- Education: National Technical University of Athens
- Occupation: Engineer
- Employer: Williams Racing
- Known for: Formula One engineer
- Title: Chief engineer

= Angelos Tsiaparas =

Greek Motorsports Engineer

Angelos Tsiaparas (Άγγελος Τσιαπάρας) is a Greek Formula One and motorsports engineer. He is currently the Chief Engineer for the Williams Racing Formula One team.

==Career==
Tsiaparas studied Mechanical Engineering at the National Technical University of Athens, where he completed a Master of Engineering Science (MSc) degree specialising in air and ground vehicles between 2009 and 2016. He began his motorsport career with Manor Racing in 2016 as a Design Engineer in the team's Advanced Projects Group, working on future car conceptual engineering, engineering analysis and suspension design. In 2017, Tsiaparas joined Red Bull Racing as a Design Engineer, contributing to future car conceptual design studies, suspension systems development, component analysis and research and development projects.

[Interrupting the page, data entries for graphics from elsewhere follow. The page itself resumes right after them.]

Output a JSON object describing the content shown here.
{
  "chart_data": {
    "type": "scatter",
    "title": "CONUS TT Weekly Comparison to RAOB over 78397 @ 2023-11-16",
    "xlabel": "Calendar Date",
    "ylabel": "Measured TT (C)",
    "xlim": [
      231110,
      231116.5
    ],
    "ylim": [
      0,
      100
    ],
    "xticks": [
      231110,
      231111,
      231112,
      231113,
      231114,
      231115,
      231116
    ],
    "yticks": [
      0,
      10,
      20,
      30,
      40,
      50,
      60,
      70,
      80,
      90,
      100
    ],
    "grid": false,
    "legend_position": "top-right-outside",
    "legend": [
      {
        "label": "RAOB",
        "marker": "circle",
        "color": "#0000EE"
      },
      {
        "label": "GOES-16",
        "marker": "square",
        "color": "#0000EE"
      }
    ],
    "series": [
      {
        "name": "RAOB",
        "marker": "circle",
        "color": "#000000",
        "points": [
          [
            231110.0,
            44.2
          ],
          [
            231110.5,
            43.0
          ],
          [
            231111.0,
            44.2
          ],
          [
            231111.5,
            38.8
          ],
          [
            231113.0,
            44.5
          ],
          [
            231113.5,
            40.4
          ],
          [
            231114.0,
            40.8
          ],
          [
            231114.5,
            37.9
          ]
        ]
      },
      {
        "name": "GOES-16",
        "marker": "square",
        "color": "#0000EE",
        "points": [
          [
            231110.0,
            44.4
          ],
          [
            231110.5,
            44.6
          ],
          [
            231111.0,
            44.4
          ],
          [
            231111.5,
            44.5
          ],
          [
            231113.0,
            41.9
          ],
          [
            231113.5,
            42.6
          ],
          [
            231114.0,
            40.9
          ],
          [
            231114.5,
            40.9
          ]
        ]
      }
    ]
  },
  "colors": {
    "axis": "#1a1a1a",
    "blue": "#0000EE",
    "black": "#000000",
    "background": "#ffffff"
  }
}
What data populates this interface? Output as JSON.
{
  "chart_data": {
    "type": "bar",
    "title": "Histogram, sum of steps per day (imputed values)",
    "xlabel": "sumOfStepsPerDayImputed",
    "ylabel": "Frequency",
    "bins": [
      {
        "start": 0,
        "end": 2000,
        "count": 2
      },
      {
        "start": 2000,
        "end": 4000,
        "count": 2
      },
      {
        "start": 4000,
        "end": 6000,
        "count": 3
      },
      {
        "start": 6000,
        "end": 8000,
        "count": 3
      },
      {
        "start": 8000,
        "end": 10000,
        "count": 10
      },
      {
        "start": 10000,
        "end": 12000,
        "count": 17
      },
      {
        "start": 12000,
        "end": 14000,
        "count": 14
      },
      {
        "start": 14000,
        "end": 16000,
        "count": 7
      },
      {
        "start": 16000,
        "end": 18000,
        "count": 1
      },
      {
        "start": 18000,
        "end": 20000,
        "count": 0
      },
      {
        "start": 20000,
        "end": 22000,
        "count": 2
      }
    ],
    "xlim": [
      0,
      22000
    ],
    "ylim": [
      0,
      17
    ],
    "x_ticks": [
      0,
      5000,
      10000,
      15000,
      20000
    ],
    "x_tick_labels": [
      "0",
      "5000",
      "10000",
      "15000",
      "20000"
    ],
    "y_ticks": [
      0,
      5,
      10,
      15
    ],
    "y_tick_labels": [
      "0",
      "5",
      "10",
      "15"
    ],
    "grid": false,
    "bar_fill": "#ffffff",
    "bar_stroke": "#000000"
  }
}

In 2022, he was promoted to Senior Design Engineer at Red Bull, focusing on suspension systems design and development, future car conceptual design and advanced R&D activities. Alongside his role at Red Bull, he also worked part-time as a Performance Engineer at Eurotech Racing Limited in 2018, supporting chassis parameter analysis, car set-up optimisation and suspension kinematics simulation.

Tsiaparas joined Williams Racing in 2023 as Head of Concept Design, where he led conceptual development for the team's Formula One cars. In July 2024, he was appointed Chief Engineer for the FW48 project, leading the cross-departmental development of Williams’ 2026 Formula One car.